Усик стал толще, превратился в извивающуюся змейку. Медленно и осторожно скручиваясь в кольца, змейка двинулась к Леноре. Ленора протянула к ней руку. По воде пошла лёгкая рябь. Мелькнуло улыбающееся мамино лицо. Мужественные черты отца. Пытливые глаза Джона. Озорной прищур Чарльза.
И Ленора уже закрыла глаза, ожидая, когда вода заберёт её к родным, как вдруг сзади раздался крик такой силы, что её отшатнуло назад. Она открыла глаза. Бела лежала неподалёку, на самом берегу пруда.
– Бела! – окликнула её Ленора и метнулась было к ней.
– Стой там, – осадила её Бела слабым, приглушённым голосом. – Погоди минутку. – Она закрыла глаза, а когда снова открыла, её кожа была тёмно-малиновой. Она с трудом поднялась на задние лапы. – Ты должна держаться подальше от этого пруда, – только и сказала она Леноре.
Ленора кивнула, еле дыша.
– Ты находишься здесь слишком долго, – продолжила Бела, отодвигаясь от края воды. – Пойдём, я отведу тебя обратно. – И когда увидела, что Ленора колеблется, повторила строже: – Иди за мной.
– Но почему пруд опасный? – сопротивлялась Ленора. Она больше не смела взглянуть на ровную серебристую поверхность: боялась, что её затянет обратно. – Я думала, здесь мне ничто не угрожает. Я думала…
– Жимолостный лес богат чудесами, – проговорила Бела. – Однако для тех, кто не понимает, что за ними стоит, в нём скрывается и опасность, – закончила она и указала глазами на пруд.
– Но что могло бы такого случиться? – спросила Ленора, не уверенная, что хочет знать ответ.
Но Бела и не ответила. Только обронила:
– Пойдём.
Ленора ощутила дуновение холодного ветра. Золотое сияние вокруг почти совсем померкло.

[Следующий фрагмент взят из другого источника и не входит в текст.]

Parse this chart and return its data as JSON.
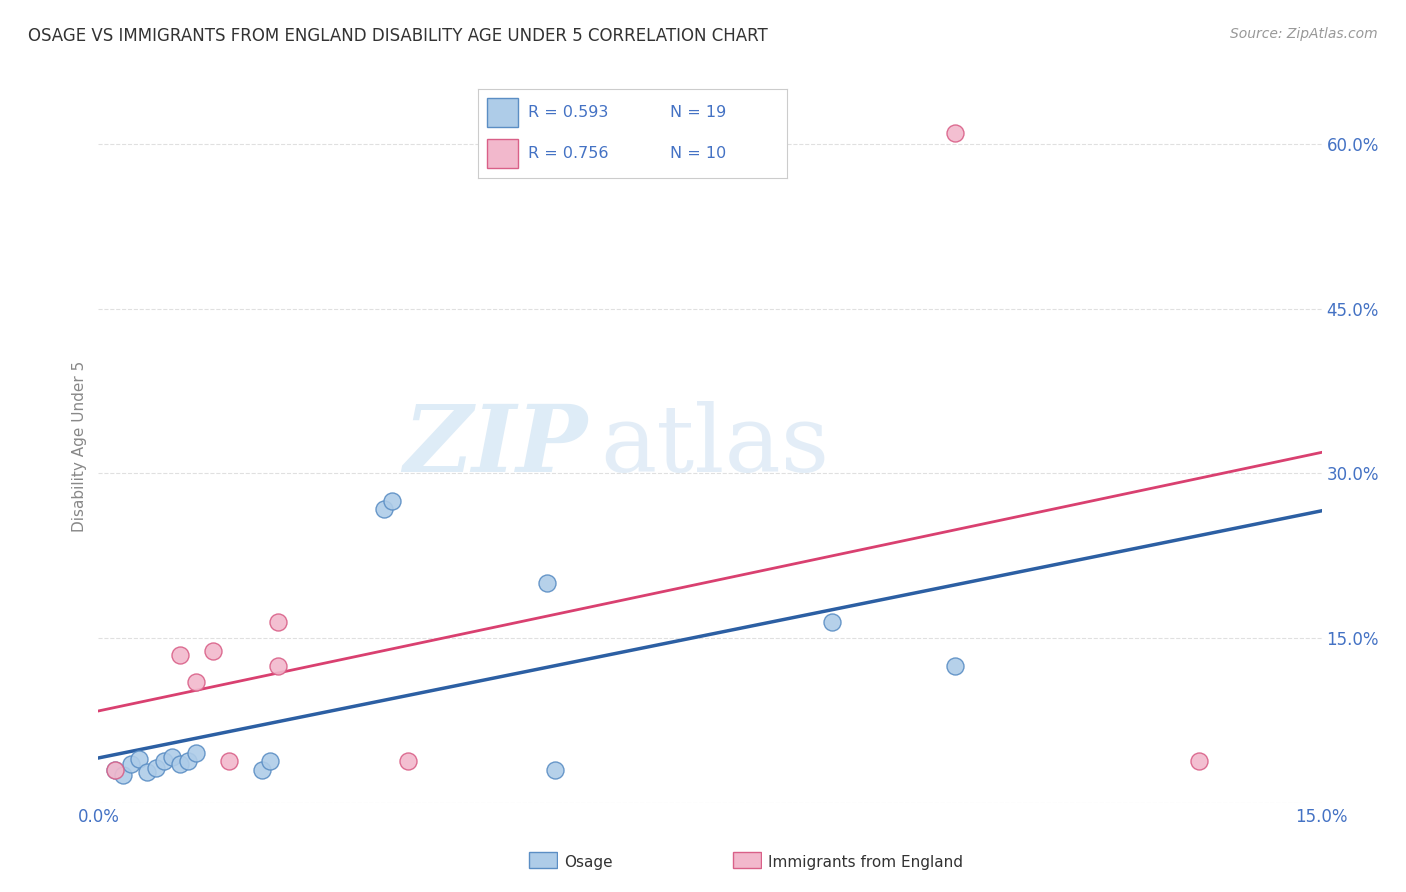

До лесной опушки они добирались очень долго. В конце концов впереди завиднелись изогнутые стволы, и на сердце у Леноры полегчало.
Прежде чем она вышла за пределы леса, Бела спросила у неё:
– Ты вернёшься? Пруд не слишком сильно испугал тебя?
– Вернусь, обязательно, – ответила Ленора. Она ни за что не даст какому-то блестящему прудику отпугнуть её от волшебного места, где она в кои-то веки не обречена на одиночество. – Вернусь, как только смогу, – повторила она.
Она вернётся куда угодно, лишь бы там её ждал друг.
Бела помахала на прощанье лапой.
41
Когда она вышла к Замковому особняку, было уже значительно позднее, чем она думала. Солнце почти скрылось за горизонтом. Про свой перекус она совсем забыла, и он размяк в кармане платья. В животе заурчало.
Ленора поспешила к дому. Миссис Джонс мерила шагами кухню.
– Ты опять опоздала к ужину, – сказала она и подняла руку с железным колокольчиком. – Я всё звоню-звоню, звоню-звоню… – На лице у неё ещё держалось тревожное выражение, но на глазах у Леноры оно потихоньку рассеялось. Кухарка сделала глубокий вдох и произнесла, уже куда спокойнее: – Ты должна придерживаться правил этого дома, даже когда твой дядя в отъезде.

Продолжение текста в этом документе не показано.